Wednesday, March 31, 2010

Obituary: Beatrice Saunders Robinson/Courier office manager,a woman of strength. Monday April 04,2005, By Mackenzie Carpenter, Pittsburgh Post-Gazette

When Ronald B. Saunders was a boy of about 8 or 9, he overheard his mother, Beatrice Saunders Robinson, having a telephone conversation that would change his life.
"She was telling the national officials of the American Newspaper Guild,of which she was a member, that their convention would not be held in St. Louis if the hotels and restaurants in St. Louis continued to segregate blacks and whites," recalled Saunders, of Penn Hills. I remember thinking, wow, she did that in such a quiet,dignified way.
Mrs. Robinson's powers of persuasion were so effective, in fact, that she and other African-American members stayed in the main hotel of the convention in St. Louis and dined in its restaurants there. And they did it in the early 1950's, when Jim Crow laws were still barring blacks from movie theatres, swimming pools and other public places.
"That's just the kind of person she was, and I really do think that phone call shaped my own life fighting for freedom, justice, equality" said Saunders of his mother, who died Thursday(March 31, 2005) at Shadyside Hospital of liver failure. She was 89.
A lifelong Hill District resident, in 1948 Mrs Robinson was the first African American woman in the United States to be appointed as treasurer to a local unit of the Newspaper Guild--in this case, Pittsburgh's.
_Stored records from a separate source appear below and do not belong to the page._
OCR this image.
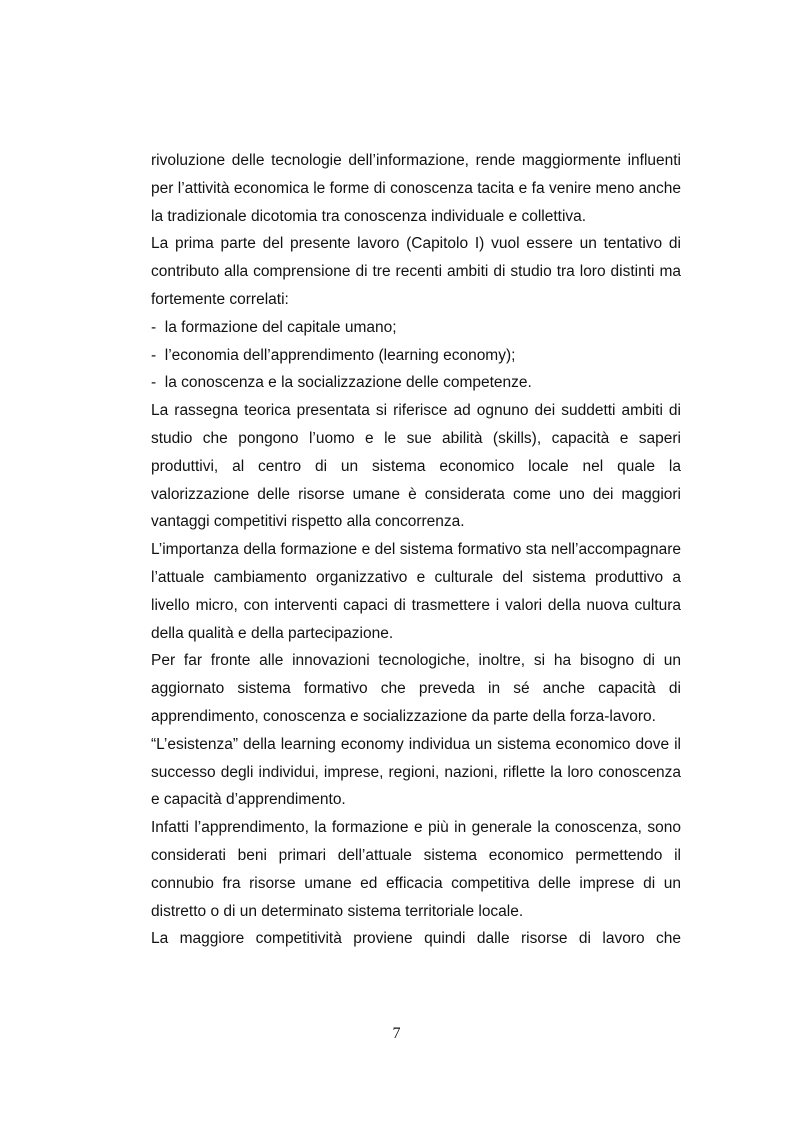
rivoluzione delle tecnologie dell’informazione, rende maggiormente influenti per l’attività economica le forme di conoscenza tacita e fa venire meno anche la tradizionale dicotomia tra conoscenza individuale e collettiva.

La prima parte del presente lavoro (Capitolo I) vuol essere un tentativo di contributo alla comprensione di tre recenti ambiti di studio tra loro distinti ma fortemente correlati:

-  la formazione del capitale umano;

-  l’economia dell’apprendimento (learning economy);

-  la conoscenza e la socializzazione delle competenze.

La rassegna teorica presentata si riferisce ad ognuno dei suddetti ambiti di studio che pongono l’uomo e le sue abilità (skills), capacità e saperi produttivi, al centro di un sistema economico locale nel quale la valorizzazione delle risorse umane è considerata come uno dei maggiori vantaggi competitivi rispetto alla concorrenza.

L’importanza della formazione e del sistema formativo sta nell’accompagnare l’attuale cambiamento organizzativo e culturale del sistema produttivo a livello micro, con interventi capaci di trasmettere i valori della nuova cultura della qualità e della partecipazione.

Per far fronte alle innovazioni tecnologiche, inoltre, si ha bisogno di un aggiornato sistema formativo che preveda in sé anche capacità di apprendimento, conoscenza e socializzazione da parte della forza-lavoro.

“L’esistenza” della learning economy individua un sistema economico dove il successo degli individui, imprese, regioni, nazioni, riflette la loro conoscenza e capacità d’apprendimento.

Infatti l’apprendimento, la formazione e più in generale la conoscenza, sono considerati beni primari dell’attuale sistema economico permettendo il connubio fra risorse umane ed efficacia competitiva delle imprese di un distretto o di un determinato sistema territoriale locale.

La maggiore competitività proviene quindi dalle risorse di lavoro che

7
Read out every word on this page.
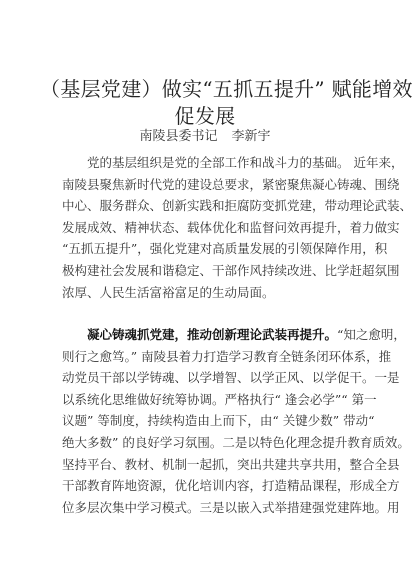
（基层党建）做实“五抓五提升” 赋能增效
促发展
南陵县委书记 李新宇
党的基层组织是党的全部工作和战斗力的基础。 近年来，
南陵县聚焦新时代党的建设总要求，紧密聚焦凝心铸魂、围绕
中心、服务群众、创新实践和拒腐防变抓党建，带动理论武装、
发展成效、精神状态、载体优化和监督问效再提升，着力做实
“五抓五提升”，强化党建对高质量发展的引领保障作用，积
极构建社会发展和谐稳定、干部作风持续改进、比学赶超氛围
浓厚、人民生活富裕富足的生动局面。
凝心铸魂抓党建，推动创新理论武装再提升。“知之愈明，
则行之愈笃。” 南陵县着力打造学习教育全链条闭环体系，推
动党员干部以学铸魂、以学增智、以学正风、以学促干。一是
以系统化思维做好统筹协调。严格执行“ 逢会必学”“ 第一
议题” 等制度，持续构造由上而下，由“ 关键少数” 带动“
绝大多数” 的良好学习氛围。二是以特色化理念提升教育质效。
坚持平台、教材、机制一起抓，突出共建共享共用，整合全县
干部教育阵地资源，优化培训内容，打造精品课程，形成全方
位多层次集中学习模式。三是以嵌入式举措建强党建阵地。用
She went on to serve for 15 years on the local Newspaper Guild's executive board.
An Employee of the New Pittsburgh Courier, where she became the paper's office manager, Mrs Robinson traveled the country as a Representative of the union's local chapter, often herself to be the only African-American delegate at union conventions.
She was never fazed by that, said Lorraine Brown, of Harrisburg, Mrs Robinson's best friend and sister-in-law.
"She had about as much inner strength as anyone I've known, " said Mrs. Brown."She was effective without being offensive and she usually got her way because she was so persuasive."
A graduate of Schenley High School in Oakland, Mrs. Robinson knew early on that she would complete her education, even if lack of money-- and being a black woman at a time when even few white women went to college--meant it would be years before she realized that goal. She attended classes at Carnegie Tech, Duff's Iron City Business College, and eventually, in 1956 received her degree as a licensed practical nurse from the Catherine McCauley School of Practical Nursing.
Her first husband, Thomas Saunders, with whom she had two sons, died in World War II. In 1952, she married James S. Robinson, a civil rights activist and advocate for troubled youth who had helped to integrate the Highland Park swimming pool the year before. He died in 1997.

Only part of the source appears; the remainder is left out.